Check that Grafana can discover the AUP Learning Cloud dashboards through the dashboard ConfigMap:

```bash
kubectl -n monitoring describe configmap grafana-dashboard-aup-hub
```

The ConfigMap should contain these dashboard files:

```text
aup-hub-operations.json
aup-hub-notebook-resources.json
```

If your Grafana deployment uses the standard sidecar dashboard loader, these ConfigMaps are enough. You do not need to expose Grafana publicly just to validate this step.

Useful AUP Learning Cloud Hub metrics include:

- `hub_spawn_gpu_total`
- `hub_spawn_failed_total`
- `hub_active_sessions`
- `hub_session_runtime_minutes`
- `hub_spawn_duration_seconds`
- `hub_quota_denied_total`
- `hub_quota_deducted_total`
- `hub_pod_failure_total`
- `hub_repo_clone_failed_total`

## Troubleshooting

### ServiceMonitor Exists but Prometheus Does Not Scrape It

Check the `release` label:

```bash
kubectl -n monitoring get servicemonitor hub-metrics --show-labels
```

If Prometheus expects a different label, update `monitoring.releaseLabel` and run the Helm upgrade again.

### Target Is Down or Returns Unauthorized

Use authenticated ServiceMonitor scraping in production:

```yaml
monitoring:
  hubMetrics:
    allowUnauthenticatedScrape: false
    serviceAnnotations:
      enabled: false
  serviceMonitor:
    enabled: true
    authorization:
      enabled: true
```

Annotation-based scraping cannot attach the JupyterHub token. It only works when unauthenticated metrics scraping is allowed, which should be limited to isolated development environments.

### Token Secret Is Missing

Confirm these values are enabled:

```yaml
monitoring:
  enabled: true
  hubMetrics:
    enabled: true
  serviceMonitor:
    enabled: true
    authorization:
      enabled: true
      secret:
        create: true
```

The chart also validates that `monitoring.serviceMonitor.authorization.hubServiceName` exists under `hub.services` and has a matching `hub.loadRoles` entry with the `read:metrics` scope.
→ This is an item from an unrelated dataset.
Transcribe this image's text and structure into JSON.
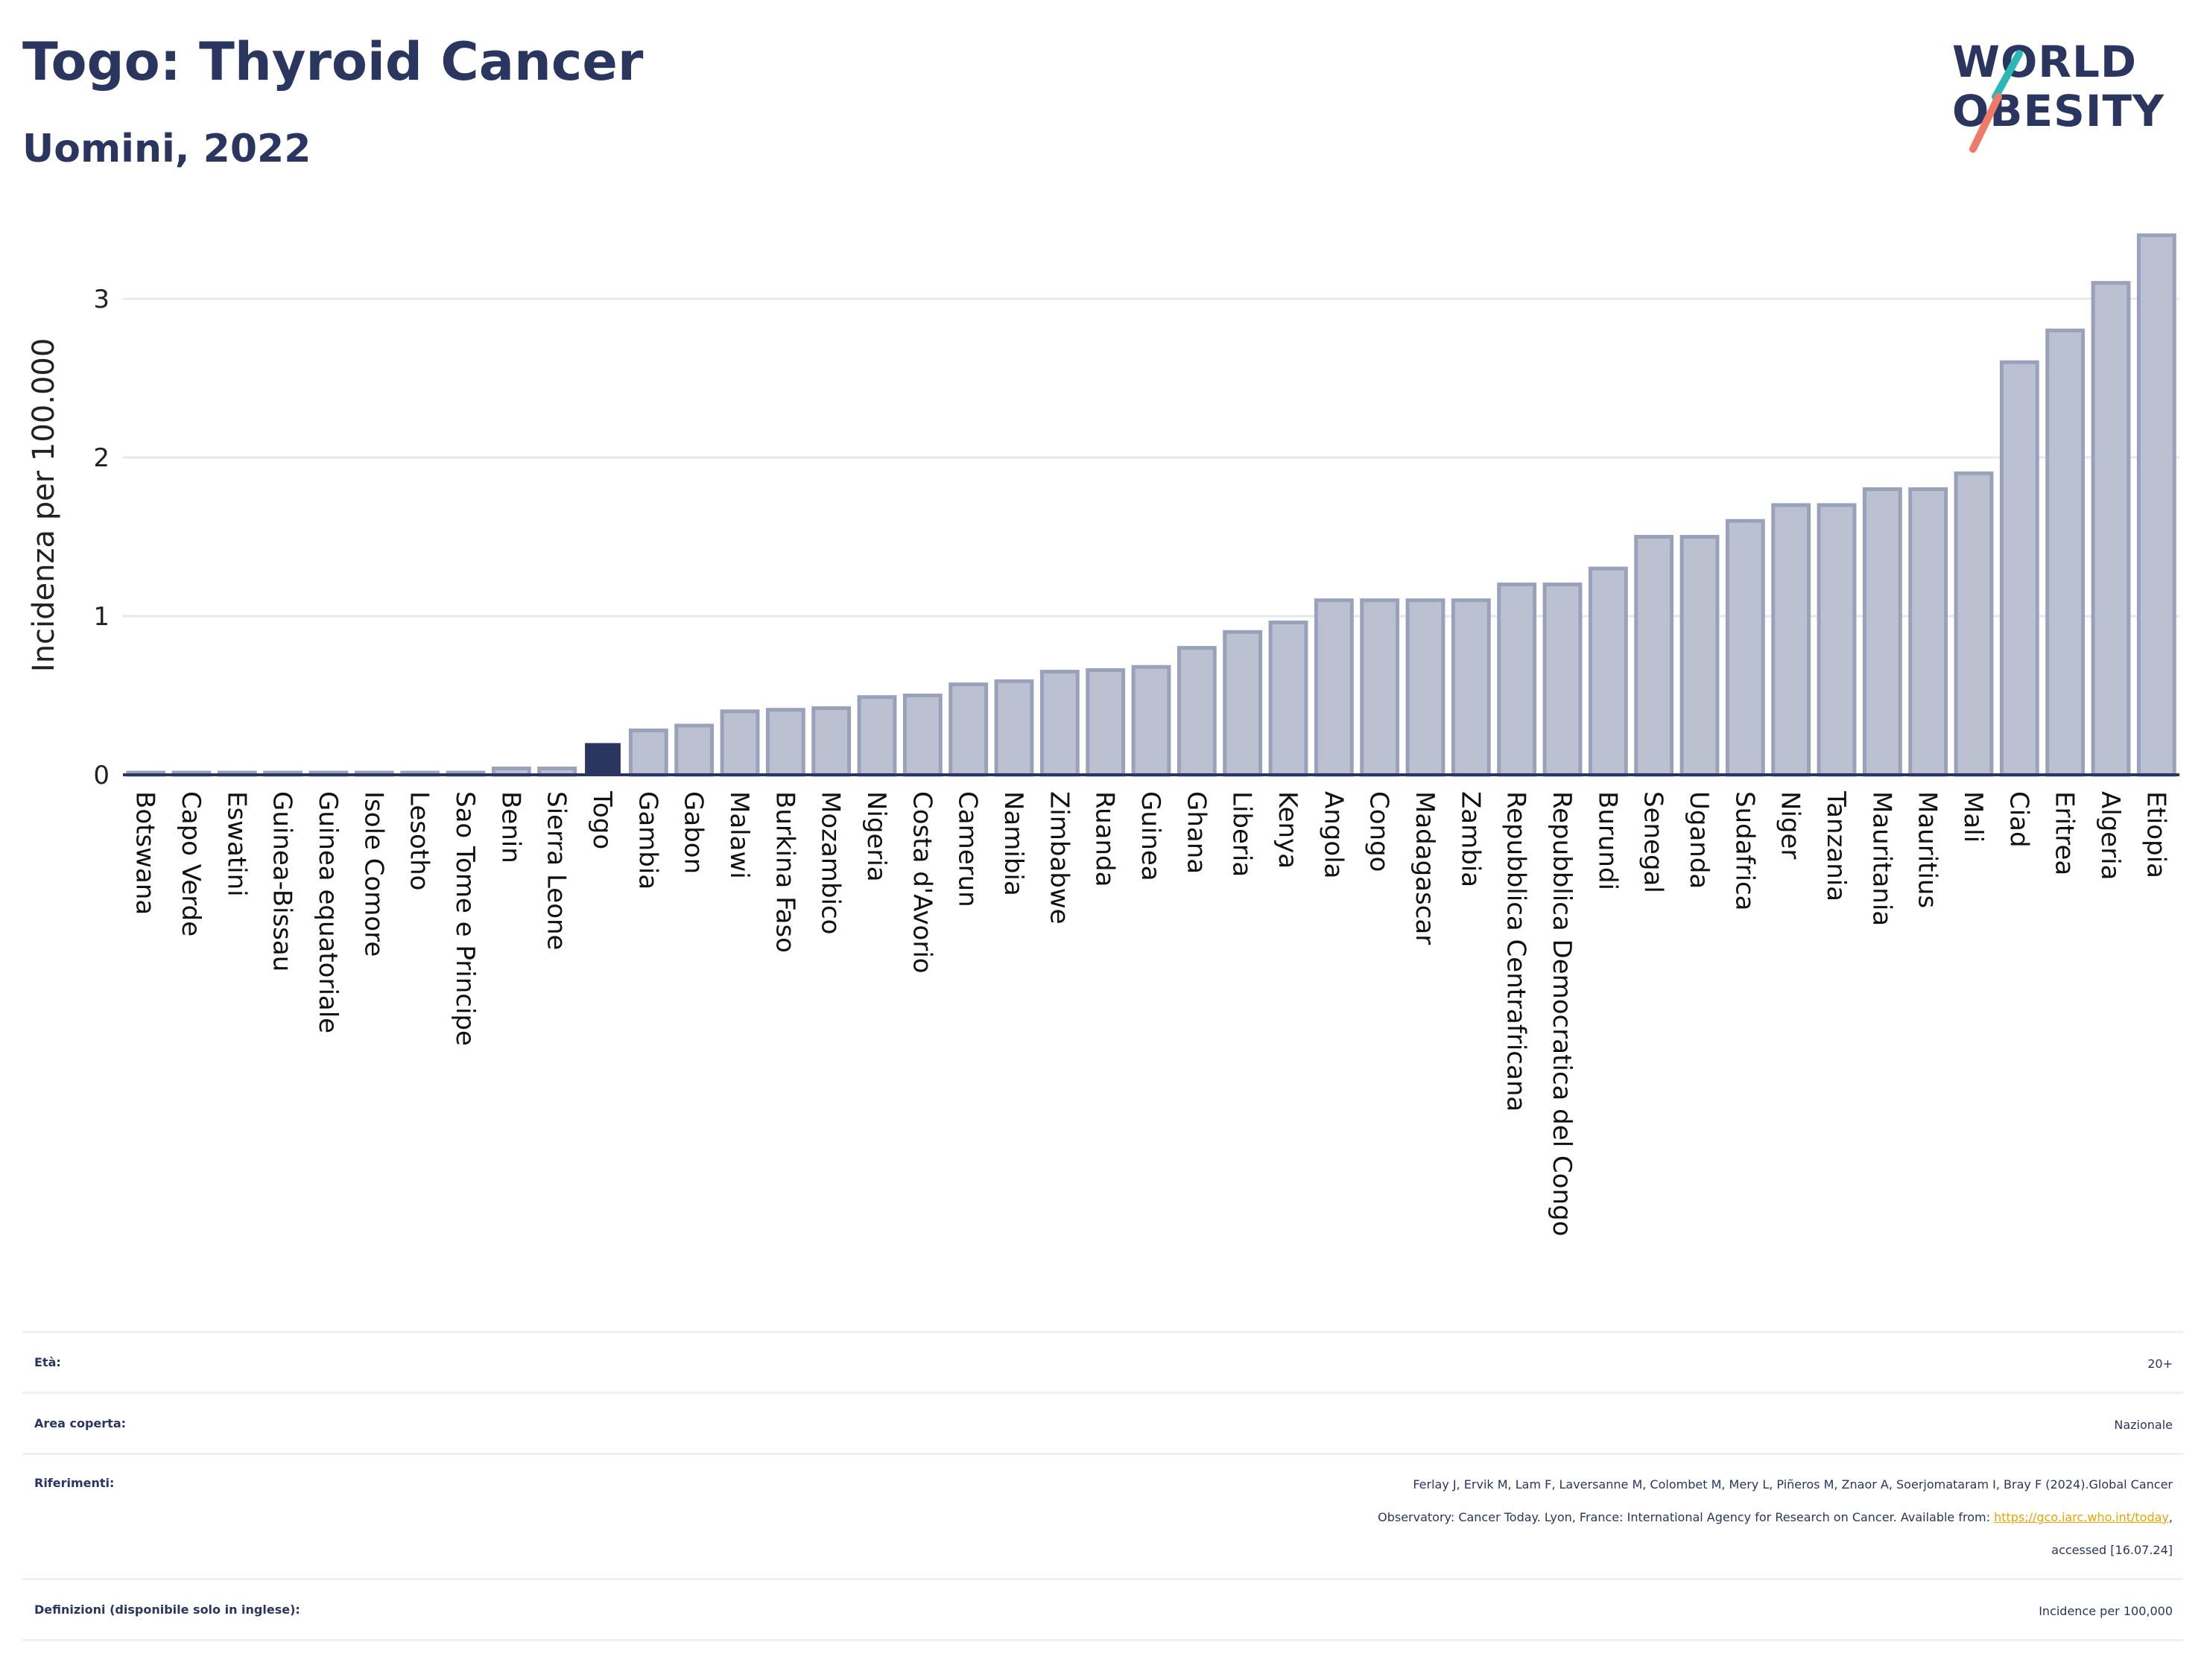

### Grafana Dashboards Do Not Appear

Check that the dashboard ConfigMap was created:

```bash
kubectl -n monitoring get configmap grafana-dashboard-aup-hub --show-labels
```

The ConfigMap uses `grafana_dashboard: "1"`. Your Grafana sidecar or dashboard loader must watch the `monitoring` namespace and this label.

### Prometheus Alerts Do Not Appear

Check the rule label and namespace:

```bash
kubectl -n monitoring get prometheusrule hub-alerts --show-labels
```

The rule must be in a namespace watched by the Prometheus Operator, and its `release` label must match the operator's rule selector.